To answer the question posed by the panel in which I am participating for the Canadian Science Policy Centre, yes, democracy can still be saved. But its protection relies on the critical reasoning, scientific literacy, compassion, cooperation, and eternal vigilance of both our citizenry and our leadership. Each citizen has an obligation to develop their scientific and media literacy. Our civil society organizations and our governments have an obligation to provide access to developmentally appropriate resources to support that.
For example, organizations such as Science Up First and Evidence for Democracy can provide non-partisan, evidence-based information that the public could turn to for independent analysis of information that political leaders spout.
Our leaders must actively combat disinformation with transparency, effective communication, and vigor.
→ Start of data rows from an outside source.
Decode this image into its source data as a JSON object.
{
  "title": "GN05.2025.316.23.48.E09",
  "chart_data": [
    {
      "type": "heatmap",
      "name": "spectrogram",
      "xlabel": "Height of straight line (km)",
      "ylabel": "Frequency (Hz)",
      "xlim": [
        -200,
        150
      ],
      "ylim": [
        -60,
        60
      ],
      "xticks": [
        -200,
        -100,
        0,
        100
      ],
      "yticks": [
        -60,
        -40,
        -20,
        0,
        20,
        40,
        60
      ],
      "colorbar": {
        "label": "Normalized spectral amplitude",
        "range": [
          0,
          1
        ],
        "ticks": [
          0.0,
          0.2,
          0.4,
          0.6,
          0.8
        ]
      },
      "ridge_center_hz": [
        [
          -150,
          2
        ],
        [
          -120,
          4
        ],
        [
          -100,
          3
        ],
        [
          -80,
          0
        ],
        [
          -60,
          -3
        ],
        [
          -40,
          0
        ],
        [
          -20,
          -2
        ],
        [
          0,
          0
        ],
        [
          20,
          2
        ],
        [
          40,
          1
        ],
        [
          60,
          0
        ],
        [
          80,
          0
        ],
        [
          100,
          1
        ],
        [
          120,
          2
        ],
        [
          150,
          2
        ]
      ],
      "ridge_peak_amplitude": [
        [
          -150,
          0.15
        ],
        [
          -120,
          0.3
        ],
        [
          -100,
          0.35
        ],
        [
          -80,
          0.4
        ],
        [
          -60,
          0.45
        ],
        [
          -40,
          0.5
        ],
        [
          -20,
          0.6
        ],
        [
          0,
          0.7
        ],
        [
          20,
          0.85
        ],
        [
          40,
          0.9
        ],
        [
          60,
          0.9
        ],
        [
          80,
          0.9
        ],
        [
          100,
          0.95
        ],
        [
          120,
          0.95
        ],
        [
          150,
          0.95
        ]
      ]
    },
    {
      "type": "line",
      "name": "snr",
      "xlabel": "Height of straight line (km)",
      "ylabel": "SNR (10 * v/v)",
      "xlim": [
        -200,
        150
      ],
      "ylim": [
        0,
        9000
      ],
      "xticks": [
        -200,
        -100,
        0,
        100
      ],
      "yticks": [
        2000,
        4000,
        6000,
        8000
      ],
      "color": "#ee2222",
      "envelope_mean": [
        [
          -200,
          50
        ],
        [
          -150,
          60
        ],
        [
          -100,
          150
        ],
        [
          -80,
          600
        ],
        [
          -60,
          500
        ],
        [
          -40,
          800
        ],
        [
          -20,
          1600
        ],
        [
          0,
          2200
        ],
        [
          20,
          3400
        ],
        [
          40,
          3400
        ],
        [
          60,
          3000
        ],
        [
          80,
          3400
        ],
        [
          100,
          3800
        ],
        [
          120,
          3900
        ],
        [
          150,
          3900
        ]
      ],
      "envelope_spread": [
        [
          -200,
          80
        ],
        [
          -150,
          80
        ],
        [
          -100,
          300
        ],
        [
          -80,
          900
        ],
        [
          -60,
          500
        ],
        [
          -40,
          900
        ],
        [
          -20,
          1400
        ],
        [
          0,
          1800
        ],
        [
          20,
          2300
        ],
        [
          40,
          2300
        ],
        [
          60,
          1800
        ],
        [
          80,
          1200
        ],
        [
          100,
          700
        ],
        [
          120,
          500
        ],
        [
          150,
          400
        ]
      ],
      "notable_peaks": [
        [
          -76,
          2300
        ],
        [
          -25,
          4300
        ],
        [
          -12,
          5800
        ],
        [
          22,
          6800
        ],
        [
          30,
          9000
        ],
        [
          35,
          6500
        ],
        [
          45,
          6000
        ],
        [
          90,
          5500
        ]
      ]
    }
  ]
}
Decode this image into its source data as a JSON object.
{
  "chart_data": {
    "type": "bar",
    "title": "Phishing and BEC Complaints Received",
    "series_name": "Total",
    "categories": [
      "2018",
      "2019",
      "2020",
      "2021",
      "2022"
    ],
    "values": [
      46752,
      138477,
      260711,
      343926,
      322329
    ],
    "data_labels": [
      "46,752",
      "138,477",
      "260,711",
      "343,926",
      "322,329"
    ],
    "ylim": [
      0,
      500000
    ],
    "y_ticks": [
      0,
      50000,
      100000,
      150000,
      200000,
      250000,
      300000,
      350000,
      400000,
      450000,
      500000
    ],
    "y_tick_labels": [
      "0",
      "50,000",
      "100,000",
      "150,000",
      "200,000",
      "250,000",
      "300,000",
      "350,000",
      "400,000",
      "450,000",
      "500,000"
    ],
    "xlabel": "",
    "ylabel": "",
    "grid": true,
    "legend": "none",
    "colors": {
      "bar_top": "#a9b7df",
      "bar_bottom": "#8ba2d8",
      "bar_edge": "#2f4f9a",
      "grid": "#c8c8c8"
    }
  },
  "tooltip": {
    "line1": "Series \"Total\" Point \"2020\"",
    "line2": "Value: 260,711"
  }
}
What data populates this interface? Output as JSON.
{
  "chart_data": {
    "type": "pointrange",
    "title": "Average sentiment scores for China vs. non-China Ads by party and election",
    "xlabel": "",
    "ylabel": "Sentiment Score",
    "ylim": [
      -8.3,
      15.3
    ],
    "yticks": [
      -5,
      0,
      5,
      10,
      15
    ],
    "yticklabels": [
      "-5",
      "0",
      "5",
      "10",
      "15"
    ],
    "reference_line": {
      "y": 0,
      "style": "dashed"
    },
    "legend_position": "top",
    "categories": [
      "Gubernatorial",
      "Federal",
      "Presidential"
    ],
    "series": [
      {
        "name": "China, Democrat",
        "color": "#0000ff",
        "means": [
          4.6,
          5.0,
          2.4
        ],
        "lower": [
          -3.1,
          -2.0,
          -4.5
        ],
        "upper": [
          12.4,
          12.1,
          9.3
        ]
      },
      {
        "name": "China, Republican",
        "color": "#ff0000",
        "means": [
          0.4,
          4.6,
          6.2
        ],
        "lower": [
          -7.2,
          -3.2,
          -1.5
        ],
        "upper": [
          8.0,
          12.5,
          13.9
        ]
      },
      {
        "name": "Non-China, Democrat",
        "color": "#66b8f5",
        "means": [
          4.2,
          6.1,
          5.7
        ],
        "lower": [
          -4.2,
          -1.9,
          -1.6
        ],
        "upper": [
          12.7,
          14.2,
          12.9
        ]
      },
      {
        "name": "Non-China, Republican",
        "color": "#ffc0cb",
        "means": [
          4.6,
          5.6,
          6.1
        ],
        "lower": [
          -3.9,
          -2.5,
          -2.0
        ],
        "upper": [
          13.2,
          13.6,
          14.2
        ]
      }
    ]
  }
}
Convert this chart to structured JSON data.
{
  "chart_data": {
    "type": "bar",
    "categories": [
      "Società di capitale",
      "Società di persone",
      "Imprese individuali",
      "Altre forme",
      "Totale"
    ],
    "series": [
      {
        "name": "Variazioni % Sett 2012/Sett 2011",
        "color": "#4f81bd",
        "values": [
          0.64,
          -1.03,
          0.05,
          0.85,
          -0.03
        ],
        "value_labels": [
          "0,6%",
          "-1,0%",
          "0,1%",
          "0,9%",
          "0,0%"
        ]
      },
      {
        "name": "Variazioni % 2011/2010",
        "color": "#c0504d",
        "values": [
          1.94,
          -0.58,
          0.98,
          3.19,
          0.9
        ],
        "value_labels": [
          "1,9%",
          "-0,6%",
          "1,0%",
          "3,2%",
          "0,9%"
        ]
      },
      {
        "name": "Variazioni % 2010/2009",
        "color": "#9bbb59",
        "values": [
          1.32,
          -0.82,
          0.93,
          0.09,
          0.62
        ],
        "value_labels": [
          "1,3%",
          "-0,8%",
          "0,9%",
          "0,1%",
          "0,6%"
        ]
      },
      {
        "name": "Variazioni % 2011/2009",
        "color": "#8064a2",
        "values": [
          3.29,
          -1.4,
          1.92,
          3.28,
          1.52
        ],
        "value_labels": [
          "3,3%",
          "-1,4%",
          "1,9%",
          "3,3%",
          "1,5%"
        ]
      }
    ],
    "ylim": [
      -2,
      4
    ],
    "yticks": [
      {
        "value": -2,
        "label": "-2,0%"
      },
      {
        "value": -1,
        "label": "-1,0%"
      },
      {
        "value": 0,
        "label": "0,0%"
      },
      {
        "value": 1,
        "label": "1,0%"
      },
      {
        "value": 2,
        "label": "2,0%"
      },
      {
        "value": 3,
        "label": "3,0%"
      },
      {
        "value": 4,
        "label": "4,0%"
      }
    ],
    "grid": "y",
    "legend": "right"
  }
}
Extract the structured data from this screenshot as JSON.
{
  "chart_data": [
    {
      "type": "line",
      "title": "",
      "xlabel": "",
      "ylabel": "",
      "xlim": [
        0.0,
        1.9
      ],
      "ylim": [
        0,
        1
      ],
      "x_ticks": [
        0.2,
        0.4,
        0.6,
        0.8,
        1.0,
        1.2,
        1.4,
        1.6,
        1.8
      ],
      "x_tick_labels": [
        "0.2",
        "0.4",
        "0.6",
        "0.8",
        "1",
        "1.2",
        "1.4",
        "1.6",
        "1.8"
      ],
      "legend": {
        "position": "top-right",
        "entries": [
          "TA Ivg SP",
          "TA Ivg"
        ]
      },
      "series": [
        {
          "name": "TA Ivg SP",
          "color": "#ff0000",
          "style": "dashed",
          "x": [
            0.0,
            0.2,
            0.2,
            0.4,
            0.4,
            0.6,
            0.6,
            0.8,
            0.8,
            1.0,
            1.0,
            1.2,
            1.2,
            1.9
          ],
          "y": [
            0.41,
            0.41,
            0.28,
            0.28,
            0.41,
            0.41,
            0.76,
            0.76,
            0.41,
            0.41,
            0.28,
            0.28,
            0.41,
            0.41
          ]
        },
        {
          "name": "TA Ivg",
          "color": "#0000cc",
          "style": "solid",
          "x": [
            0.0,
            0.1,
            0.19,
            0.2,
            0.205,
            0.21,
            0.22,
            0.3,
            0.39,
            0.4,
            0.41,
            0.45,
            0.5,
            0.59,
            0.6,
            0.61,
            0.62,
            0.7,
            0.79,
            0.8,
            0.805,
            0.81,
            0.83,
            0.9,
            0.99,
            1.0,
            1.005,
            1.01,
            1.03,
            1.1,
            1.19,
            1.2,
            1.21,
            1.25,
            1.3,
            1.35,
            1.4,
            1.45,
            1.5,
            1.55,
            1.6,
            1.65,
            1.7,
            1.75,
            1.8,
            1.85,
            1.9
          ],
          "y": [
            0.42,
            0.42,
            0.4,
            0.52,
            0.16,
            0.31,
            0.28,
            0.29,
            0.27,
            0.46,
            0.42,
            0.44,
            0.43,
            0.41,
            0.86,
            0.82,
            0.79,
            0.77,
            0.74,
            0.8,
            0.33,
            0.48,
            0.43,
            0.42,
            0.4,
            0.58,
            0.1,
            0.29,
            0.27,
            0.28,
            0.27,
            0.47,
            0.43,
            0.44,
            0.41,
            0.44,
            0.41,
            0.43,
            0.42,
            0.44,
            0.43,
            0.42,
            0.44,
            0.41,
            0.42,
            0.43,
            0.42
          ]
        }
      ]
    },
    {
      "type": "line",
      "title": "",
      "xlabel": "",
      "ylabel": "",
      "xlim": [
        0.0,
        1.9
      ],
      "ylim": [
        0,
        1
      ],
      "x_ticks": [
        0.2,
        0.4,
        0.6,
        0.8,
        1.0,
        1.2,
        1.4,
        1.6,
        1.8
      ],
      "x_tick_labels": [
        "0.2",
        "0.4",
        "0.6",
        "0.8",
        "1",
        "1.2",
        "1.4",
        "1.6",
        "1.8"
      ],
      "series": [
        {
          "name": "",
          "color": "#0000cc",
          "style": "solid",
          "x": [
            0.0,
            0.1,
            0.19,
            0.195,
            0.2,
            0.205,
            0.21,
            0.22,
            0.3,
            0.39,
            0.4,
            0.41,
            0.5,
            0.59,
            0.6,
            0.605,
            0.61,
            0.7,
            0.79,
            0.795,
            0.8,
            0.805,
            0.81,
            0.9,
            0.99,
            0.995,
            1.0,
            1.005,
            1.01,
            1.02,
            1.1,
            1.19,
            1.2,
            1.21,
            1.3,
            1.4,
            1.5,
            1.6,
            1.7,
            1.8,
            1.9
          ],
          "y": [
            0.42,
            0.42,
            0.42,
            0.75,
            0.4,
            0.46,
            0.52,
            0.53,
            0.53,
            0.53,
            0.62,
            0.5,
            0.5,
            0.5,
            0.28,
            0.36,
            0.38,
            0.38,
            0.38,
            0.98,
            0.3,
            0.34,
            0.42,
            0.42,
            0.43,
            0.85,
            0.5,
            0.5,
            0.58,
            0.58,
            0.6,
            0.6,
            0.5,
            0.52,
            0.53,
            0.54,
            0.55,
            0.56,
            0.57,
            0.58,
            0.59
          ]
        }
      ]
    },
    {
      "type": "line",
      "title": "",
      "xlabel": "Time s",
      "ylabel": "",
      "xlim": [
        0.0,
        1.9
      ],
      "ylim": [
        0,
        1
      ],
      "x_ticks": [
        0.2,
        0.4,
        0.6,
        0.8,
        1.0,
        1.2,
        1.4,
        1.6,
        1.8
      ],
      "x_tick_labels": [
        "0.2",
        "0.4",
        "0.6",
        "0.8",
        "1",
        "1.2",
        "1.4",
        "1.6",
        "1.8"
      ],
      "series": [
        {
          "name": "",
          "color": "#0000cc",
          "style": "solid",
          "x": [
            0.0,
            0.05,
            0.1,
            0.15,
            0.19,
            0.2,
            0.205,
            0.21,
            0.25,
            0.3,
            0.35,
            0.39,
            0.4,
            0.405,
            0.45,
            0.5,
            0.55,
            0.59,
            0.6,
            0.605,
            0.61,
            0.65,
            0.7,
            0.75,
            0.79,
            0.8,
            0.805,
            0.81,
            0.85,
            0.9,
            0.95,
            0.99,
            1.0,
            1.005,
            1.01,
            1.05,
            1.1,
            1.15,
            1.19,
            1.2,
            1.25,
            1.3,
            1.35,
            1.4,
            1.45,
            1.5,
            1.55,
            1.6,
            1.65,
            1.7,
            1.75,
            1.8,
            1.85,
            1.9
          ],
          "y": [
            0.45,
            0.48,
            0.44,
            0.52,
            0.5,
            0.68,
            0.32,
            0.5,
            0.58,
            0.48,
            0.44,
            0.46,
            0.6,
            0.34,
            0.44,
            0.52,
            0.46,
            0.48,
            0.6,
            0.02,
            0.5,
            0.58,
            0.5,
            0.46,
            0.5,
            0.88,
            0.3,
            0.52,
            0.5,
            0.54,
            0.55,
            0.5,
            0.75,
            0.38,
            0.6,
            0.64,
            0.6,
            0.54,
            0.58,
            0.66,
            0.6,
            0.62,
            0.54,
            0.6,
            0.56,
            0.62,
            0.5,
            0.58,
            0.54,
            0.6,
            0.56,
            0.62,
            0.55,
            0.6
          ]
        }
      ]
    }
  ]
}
They must not play with fire by trying to mobilize the angry and inchoate, allowing them to attack the very institutions that provide us with the framework within which our society manages itself. They must be part of the solution, not part of the problem.
It is of utmost importance that the scientific and healthcare communities actively engage with disinformation. Scientists and healthcare providers must assist in the creation of best-in-class and valid information and become dissemination vehicles for that information. We know that debunking works. We know that regulatory bodies can enforce their mandate to protect the public by addressing disinformation.
Finally, our education systems from primary to post-secondary must up their game in the teaching of media and science literacy. We live in a post-industrial society in which industrial era critical thinking tools do not meet current needs. For those who are now past their formal education, community-based or online learning opportunities need to be made available.
Despite the damage being caused by disinformation, democracy in Canada is not doomed. Taken as a group, Canadians are competent, resilient, compassionate, and intelligent. We take care of each other when faced with existential challenges and we do what we can to foster more equitable and healthier communities. The threat of disinformation is one that can be overcome with sustained effort, the promotion of science-based knowledge, understanding, and collaboration.
Now is the time to come together and act.